I am not sure if this is the right approach, hence I wanted to confirm with you :hugs:

brimoor commented 3 years ago

Are you asking how to handle a sample has >1 object detections in it?

Here's a snippet that generates a valid dataset in FiftyOneImageDetectionDataset format:

import fiftyone as fo
import fiftyone.zoo as foz

dataset = foz.load_zoo_dataset("quickstart")
dataset.limit(1).export(
    export_dir="/tmp/test",
    dataset_type=fo.types.FiftyOneImageDetectionDataset,
    label_field="ground_truth",
)

The contents of /tmp/test/labels.json is:

{
    "classes": null,
    "labels": {
        "000880": [
            {
                "label": "bird",
                "bounding_box": [
                    0.21084375,
                    0.0034375,
                    0.46190625,
                    0.9442083333333334
                ],
                "attributes": {
                    "area": 73790.37944999996,
                    "iscrowd": 0.0
                }
            },
            {
                "label": "bird",
                "bounding_box": [
                    0.74946875,
                    0.489375,
                    0.2164375,
                    0.23183333333333334
                ],
                "attributes": {
                    "area": 3935.7593000000006,
                    "iscrowd": 0.0
                }
            },
            {
                "label": "bird",
                "bounding_box": [
                    0.044234375,
                    0.5282083333333333,
                    0.151390625,
                    0.14145833333333335
                ],
                "attributes": {
                    "area": 4827.32605,
                    "iscrowd": 0.0
                }
            }
        ]
    }
}
brimoor commented 3 years ago

Note that you don't have to use FiftyOneImageDetectionDataset format to load data into FiftyOne. You can just write a Python loop if you prefer: https://voxel51.com/docs/fiftyone/user_guide/dataset_creation/index.html#custom-formats

neel04 commented 3 years ago

The custom python implementation looks much faster and cleaner to me than the - thanks for pointing that out!

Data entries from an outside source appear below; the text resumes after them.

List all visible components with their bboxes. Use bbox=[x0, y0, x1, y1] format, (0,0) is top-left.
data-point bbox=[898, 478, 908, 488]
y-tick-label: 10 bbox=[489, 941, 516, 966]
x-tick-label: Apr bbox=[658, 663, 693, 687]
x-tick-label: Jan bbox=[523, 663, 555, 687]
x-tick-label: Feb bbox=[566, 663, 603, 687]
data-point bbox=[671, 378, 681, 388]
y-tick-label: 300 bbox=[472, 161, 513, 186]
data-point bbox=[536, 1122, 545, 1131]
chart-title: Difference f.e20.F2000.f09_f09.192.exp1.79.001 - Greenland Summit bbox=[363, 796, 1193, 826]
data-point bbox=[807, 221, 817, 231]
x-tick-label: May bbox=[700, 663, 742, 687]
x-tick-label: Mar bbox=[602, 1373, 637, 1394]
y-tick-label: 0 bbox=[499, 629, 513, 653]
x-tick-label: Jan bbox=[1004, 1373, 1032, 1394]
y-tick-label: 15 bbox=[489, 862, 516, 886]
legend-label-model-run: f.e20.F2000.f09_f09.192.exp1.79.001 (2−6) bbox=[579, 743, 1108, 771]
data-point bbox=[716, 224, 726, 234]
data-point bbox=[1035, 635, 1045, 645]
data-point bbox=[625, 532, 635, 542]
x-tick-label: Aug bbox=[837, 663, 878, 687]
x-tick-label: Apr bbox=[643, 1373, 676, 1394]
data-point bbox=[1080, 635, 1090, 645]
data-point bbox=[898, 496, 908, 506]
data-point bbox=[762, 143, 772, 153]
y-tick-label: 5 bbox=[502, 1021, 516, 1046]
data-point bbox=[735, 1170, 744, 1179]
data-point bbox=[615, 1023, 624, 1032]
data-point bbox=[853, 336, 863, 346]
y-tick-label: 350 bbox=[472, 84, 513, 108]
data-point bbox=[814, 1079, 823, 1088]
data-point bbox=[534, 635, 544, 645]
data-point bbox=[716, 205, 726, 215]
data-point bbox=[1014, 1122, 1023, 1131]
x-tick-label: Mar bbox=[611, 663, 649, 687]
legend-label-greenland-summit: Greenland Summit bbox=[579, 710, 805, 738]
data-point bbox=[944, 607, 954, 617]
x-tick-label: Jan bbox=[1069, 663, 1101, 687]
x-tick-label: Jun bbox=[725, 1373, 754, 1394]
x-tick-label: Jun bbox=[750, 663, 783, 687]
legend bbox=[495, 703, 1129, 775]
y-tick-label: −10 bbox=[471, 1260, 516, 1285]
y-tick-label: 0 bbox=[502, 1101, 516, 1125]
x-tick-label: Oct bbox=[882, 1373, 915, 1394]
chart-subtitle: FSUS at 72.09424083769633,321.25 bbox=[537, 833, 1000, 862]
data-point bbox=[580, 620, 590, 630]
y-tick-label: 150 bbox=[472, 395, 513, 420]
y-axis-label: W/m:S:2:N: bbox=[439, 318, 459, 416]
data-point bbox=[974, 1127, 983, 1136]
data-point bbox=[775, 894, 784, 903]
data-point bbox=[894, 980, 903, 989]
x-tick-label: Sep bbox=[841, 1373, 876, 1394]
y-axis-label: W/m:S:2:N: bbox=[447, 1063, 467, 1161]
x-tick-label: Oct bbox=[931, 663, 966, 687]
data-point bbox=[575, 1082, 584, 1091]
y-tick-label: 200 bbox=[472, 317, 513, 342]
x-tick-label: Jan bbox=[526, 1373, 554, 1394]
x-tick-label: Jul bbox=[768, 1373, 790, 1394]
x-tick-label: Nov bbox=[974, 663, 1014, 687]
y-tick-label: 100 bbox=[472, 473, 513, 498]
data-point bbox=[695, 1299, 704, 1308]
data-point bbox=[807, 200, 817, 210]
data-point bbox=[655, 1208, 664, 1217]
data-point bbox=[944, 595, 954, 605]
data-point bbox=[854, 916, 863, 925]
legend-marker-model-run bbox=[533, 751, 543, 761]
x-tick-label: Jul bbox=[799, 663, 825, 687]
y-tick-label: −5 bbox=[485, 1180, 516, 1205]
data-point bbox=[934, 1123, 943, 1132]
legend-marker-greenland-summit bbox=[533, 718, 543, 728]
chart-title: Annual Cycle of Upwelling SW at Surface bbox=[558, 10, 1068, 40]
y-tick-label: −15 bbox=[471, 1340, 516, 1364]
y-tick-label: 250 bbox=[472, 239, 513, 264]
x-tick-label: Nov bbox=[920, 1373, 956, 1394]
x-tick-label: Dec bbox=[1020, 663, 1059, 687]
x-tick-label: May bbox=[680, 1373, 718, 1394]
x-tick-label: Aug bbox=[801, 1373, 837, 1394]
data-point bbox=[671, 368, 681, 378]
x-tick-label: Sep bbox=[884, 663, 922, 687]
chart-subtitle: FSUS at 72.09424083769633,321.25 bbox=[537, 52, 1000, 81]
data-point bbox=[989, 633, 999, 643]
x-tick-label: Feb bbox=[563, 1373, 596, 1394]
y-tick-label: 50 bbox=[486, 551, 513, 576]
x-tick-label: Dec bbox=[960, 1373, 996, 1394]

However, even if I use a custom loop how can we add multiple annotations for the same uuid?

sample["ground_truth"] = fo.Detections(detections=detections)

can detections be a nested list? checking the docs for fo.Detections doesn't hint towards the possibility of multiple annotations or a nested list...

brimoor commented 3 years ago

I'm not sure I understand your question. You can do this, for example:


import fiftyone as fo

sample = fo.Sample(
    filepath="image.png",
    ground_truth=fo.Detections(
        detections=[
            fo.Detection(
                label="cat",
                bounding_box=[0, 0, 1, 1],
                age=3,
                breed="tabby",
            ),
            fo.Detection(
                label="dog",
                bounding_box=[0, 0, 1, 1],
                age=5,
                breed="terrier",
            ),
        ]
    )
)
print(sample)
neel04 commented 3 years ago

that does seem to work - thanks again for the example!